Reiss-Andersen described the unrest as “the largest political demonstrations against Iran’s theocratic regime since it came to power in 1979.”
They were met by a brutal government crackdown. “More than 500 demonstrators were killed. Thousands were injured, including many who were blinded by rubber bullets fired by the police. At least 20,000 people were arrested and held in custody,” Reiss-Andersen said.
Last month marked the one-year anniversary of Amini’s death. Video obtained by CNN showed further demonstrations throughout multiple cities in Iran, including capital Tehran, Mashad, Ahvaz, Lahijan, Arak and the Kurdish city of Senandaj.

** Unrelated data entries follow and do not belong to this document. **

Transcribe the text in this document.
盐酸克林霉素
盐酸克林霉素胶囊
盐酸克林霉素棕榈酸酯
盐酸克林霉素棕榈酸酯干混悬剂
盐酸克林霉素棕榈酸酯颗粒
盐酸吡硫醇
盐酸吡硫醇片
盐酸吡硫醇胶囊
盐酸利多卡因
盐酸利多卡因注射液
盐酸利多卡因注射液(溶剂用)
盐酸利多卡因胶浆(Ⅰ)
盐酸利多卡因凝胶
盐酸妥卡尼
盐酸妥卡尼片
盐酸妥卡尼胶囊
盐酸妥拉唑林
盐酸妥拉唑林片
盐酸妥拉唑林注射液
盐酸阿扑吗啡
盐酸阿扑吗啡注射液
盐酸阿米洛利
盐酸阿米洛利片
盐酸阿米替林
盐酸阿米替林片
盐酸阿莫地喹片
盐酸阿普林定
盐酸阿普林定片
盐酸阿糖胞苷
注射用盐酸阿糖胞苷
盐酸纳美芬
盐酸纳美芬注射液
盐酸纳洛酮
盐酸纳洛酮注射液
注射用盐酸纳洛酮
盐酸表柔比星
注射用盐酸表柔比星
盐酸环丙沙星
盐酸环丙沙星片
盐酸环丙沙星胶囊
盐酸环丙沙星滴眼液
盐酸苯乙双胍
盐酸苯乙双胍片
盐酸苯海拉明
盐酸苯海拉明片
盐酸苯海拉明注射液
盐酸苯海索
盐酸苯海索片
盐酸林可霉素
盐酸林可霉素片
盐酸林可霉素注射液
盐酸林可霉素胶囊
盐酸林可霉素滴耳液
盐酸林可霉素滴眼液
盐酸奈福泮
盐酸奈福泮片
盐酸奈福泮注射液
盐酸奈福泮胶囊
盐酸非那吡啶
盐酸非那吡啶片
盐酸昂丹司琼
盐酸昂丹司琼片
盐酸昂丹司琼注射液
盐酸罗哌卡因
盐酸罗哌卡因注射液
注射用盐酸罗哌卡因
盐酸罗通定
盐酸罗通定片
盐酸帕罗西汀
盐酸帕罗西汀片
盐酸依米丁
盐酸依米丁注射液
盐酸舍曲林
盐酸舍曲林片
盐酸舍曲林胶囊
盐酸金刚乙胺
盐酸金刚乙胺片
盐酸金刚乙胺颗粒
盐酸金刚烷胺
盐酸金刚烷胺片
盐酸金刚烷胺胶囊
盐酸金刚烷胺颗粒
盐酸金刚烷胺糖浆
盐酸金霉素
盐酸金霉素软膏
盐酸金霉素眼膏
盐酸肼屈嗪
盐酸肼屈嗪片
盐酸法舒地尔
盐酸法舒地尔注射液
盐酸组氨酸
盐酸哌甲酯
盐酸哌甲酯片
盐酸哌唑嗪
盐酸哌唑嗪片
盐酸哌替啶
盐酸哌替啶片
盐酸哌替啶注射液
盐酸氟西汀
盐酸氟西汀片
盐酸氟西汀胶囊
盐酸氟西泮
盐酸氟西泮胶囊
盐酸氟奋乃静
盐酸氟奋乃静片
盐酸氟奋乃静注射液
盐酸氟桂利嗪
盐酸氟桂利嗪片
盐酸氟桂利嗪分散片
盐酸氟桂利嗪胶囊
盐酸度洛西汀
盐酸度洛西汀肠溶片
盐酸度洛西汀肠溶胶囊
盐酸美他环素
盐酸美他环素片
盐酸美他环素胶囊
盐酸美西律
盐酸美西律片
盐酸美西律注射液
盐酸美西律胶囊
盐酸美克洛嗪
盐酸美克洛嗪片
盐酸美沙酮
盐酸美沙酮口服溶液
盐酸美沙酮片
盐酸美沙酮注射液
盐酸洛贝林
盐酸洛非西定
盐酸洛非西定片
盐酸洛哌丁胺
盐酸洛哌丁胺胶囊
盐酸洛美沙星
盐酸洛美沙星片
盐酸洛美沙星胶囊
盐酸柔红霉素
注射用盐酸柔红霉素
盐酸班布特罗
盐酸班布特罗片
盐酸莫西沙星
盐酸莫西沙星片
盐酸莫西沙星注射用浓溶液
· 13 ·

Many of the protesters shouted “Woman, Life, Freedom,” and others chanted slogans against Iranian Supreme Leader Ali Khamenei.
The long road to the Nobel
Mohammadi, who studied for a degree in physics at Imam Khomeini International University in the 1990s, initially worked as an engineer, while writing columns for reformist Iranian newspapers, Berit Reiss-Andersen said at Friday’s news conference.

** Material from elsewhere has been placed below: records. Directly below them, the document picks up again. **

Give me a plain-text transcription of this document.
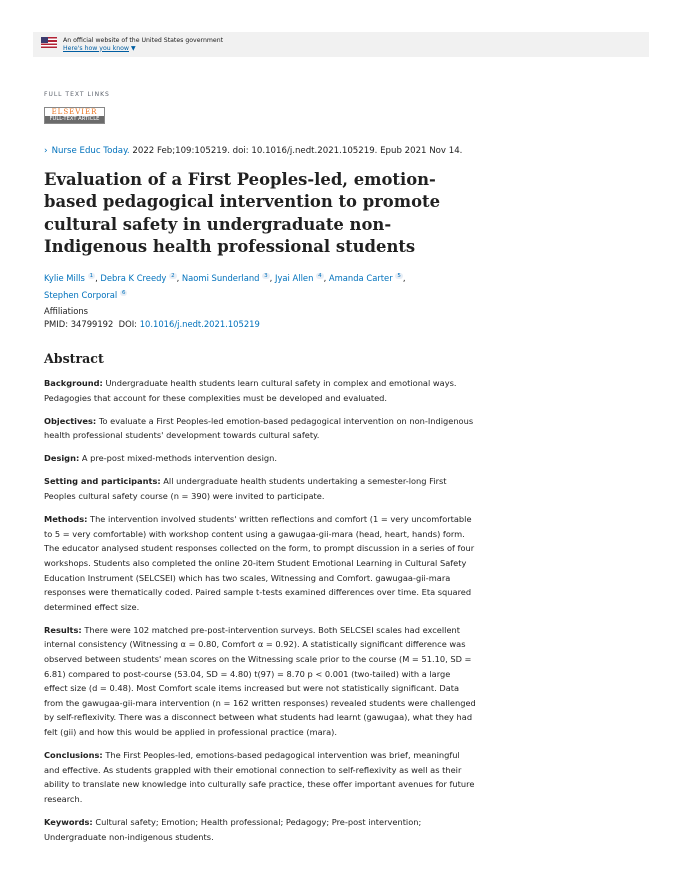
An official website of the United States government
Here's how you know ▼
FULL TEXT LINKS
ELSEVIER
FULL-TEXT ARTICLE
› Nurse Educ Today. 2022 Feb;109:105219. doi: 10.1016/j.nedt.2021.105219. Epub 2021 Nov 14.
Evaluation of a First Peoples-led, emotion-based pedagogical intervention to promote cultural safety in undergraduate non-Indigenous health professional students
Kylie Mills $^1$ , Debra K Creedy $^2$ , Naomi Sunderland $^3$ , Jyai Allen $^4$ , Amanda Carter $^5$ ,
Stephen Corporal $^6$
Affiliations
PMID: 34799192 DOI: 10.1016/j.nedt.2021.105219
Abstract

Background: Undergraduate health students learn cultural safety in complex and emotional ways. Pedagogies that account for these complexities must be developed and evaluated.

Objectives: To evaluate a First Peoples-led emotion-based pedagogical intervention on non-Indigenous health professional students' development towards cultural safety.

Design: A pre-post mixed-methods intervention design.

Setting and participants: All undergraduate health students undertaking a semester-long First Peoples cultural safety course (n = 390) were invited to participate.

Methods: The intervention involved students' written reflections and comfort (1 = very uncomfortable to 5 = very comfortable) with workshop content using a gawugaa-gii-mara (head, heart, hands) form. The educator analysed student responses collected on the form, to prompt discussion in a series of four workshops. Students also completed the online 20-item Student Emotional Learning in Cultural Safety Education Instrument (SELCSEI) which has two scales, Witnessing and Comfort. gawugaa-gii-mara responses were thematically coded. Paired sample t-tests examined differences over time. Eta squared determined effect size.

Results: There were 102 matched pre-post-intervention surveys. Both SELCSEI scales had excellent internal consistency (Witnessing α = 0.80, Comfort α = 0.92). A statistically significant difference was observed between students' mean scores on the Witnessing scale prior to the course (M = 51.10, SD = 6.81) compared to post-course (53.04, SD = 4.80) t(97) = 8.70 p < 0.001 (two-tailed) with a large effect size (d = 0.48). Most Comfort scale items increased but were not statistically significant. Data from the gawugaa-gii-mara intervention (n = 162 written responses) revealed students were challenged by self-reflexivity. There was a disconnect between what students had learnt (gawugaa), what they had felt (gii) and how this would be applied in professional practice (mara).

Conclusions: The First Peoples-led, emotions-based pedagogical intervention was brief, meaningful and effective. As students grappled with their emotional connection to self-reflexivity as well as their ability to translate new knowledge into culturally safe practice, these offer important avenues for future research.

Keywords: Cultural safety; Emotion; Health professional; Pedagogy; Pre-post intervention; Undergraduate non-indigenous students.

In 2003, she joined the Defenders of Human Rights Center in Iran, an organization founded by the Nobel Peace Prize laureate Shirin Ebadi.
Mohammadi was arrested for the first time in 2011 and convicted in part because of her membership of the Defenders of Human Rights Center. After being released on bail two years later, Mohammadi began to campaign against the use of the death penalty.

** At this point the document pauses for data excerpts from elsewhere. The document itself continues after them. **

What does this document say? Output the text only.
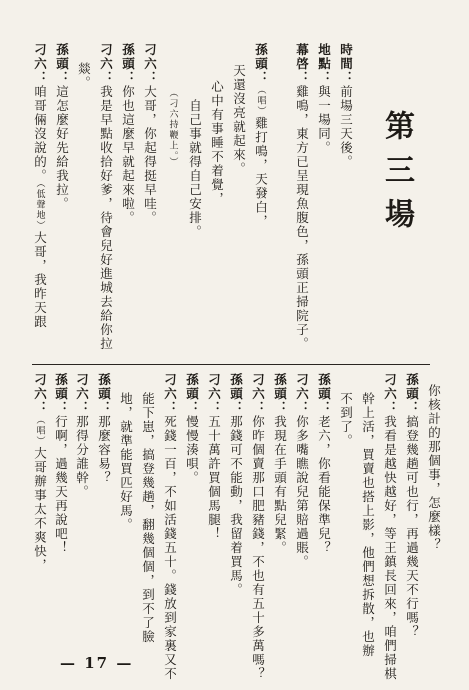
第三場
時間：前場三天後。
地點：與一場同。
幕啓：雞鳴，東方已呈現魚腹色，孫頭正掃院子。
孫頭：（唱）雞打鳴，天發白，
天還沒亮就起來。
心中有事睡不着覺，
自己事就得自己安排。
（刁六持鞭上。）
刁六：大哥，你起得挺早哇。
孫頭：你也這麼早就起來啦。
刁六：我是早點收拾好爹，待會兒好進城去給你拉
燚。
孫頭：這怎麼好先給我拉。
刁六：咱哥倆沒說的。（低聲地）大哥，我昨天跟
你核計的那個事，怎麼樣？
孫頭：搞登幾趟可也行，再過幾天不行嗎？
刁六：我看是越快越好，等王鎮長回來，咱們掃棋
幹上活，買賣也搭上影，他們想拆散，也辦
不到了。
孫頭：老六，你看能保準兒？
刁六：你多嘴瞧說兒第賠過賬。
孫頭：我現在手頭有點兒緊。
刁六：你昨個賣那口肥豬錢，不也有五十多萬嗎？
孫頭：那錢可不能動，我留着買馬。
刁六：五十萬許買個馬腿！
孫頭：慢慢湊唄。
刁六：死錢一百，不如活錢五十。錢放到家裏又不
能下崽，搞登幾趟，翻幾個個，到不了臉
地，就準能買匹好馬。
孫頭：那麼容易？
刁六：那得分誰幹。
孫頭：行啊，過幾天再說吧！
刁六：（唱）大哥辦事太不爽快，
— 17 —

“Iran has long been among the countries that execute the highest proportion of their inhabitants annually,” the committee acknowledged. Since January last year, more than 860 prisoners have been punished by death in the country.
For her activism against capital punishment, Mohammadi was arrested and sentenced again in 2015. But her activism continued from inside Evin Prison, as she began to oppose human rights abuses committed against political prisoners.
CNN reported last year on how Iran’s security forces used rape to quell the protests that broke out after the death of Amini.
With media access inside Iran severely constrained, CNN went to the region near Iraq’s border with Iran, interviewing eyewitnesses who had left the country and verifying accounts from survivors and sources both in and outside Iran, to corroborate several reports of sexual violence against protesters.
One Kurdish-Iranian woman, whom CNN is calling Hana for her safety, says she both witnessed and suffered sexual violence while detained. “There were girls who were sexually assaulted and then transferred to other cities,” she said.
Iranian officials did not respond to CNN’s request for comment on the alleged abuses.
‘Preconditions for lasting peace’
In awarding the prize to Mohammadi, the Nobel Committee said it also “recognizes the hundreds of thousands of people who in the preceding year have demonstrated against the theocratic regimes’ policies of discrimination and oppression targeting women.”
“Only by embracing equal rights for all can the world achieve the fraternity between nations that Alfred Nobel sought to promote,” Reiss-Andersen added.
“The award to Narges Mohammadi follows a long tradition in which the Norwegian Nobel Committee has awarded the Peace Prize to those working to advance social justice, human rights and democracy. These are important preconditions for lasting peace.”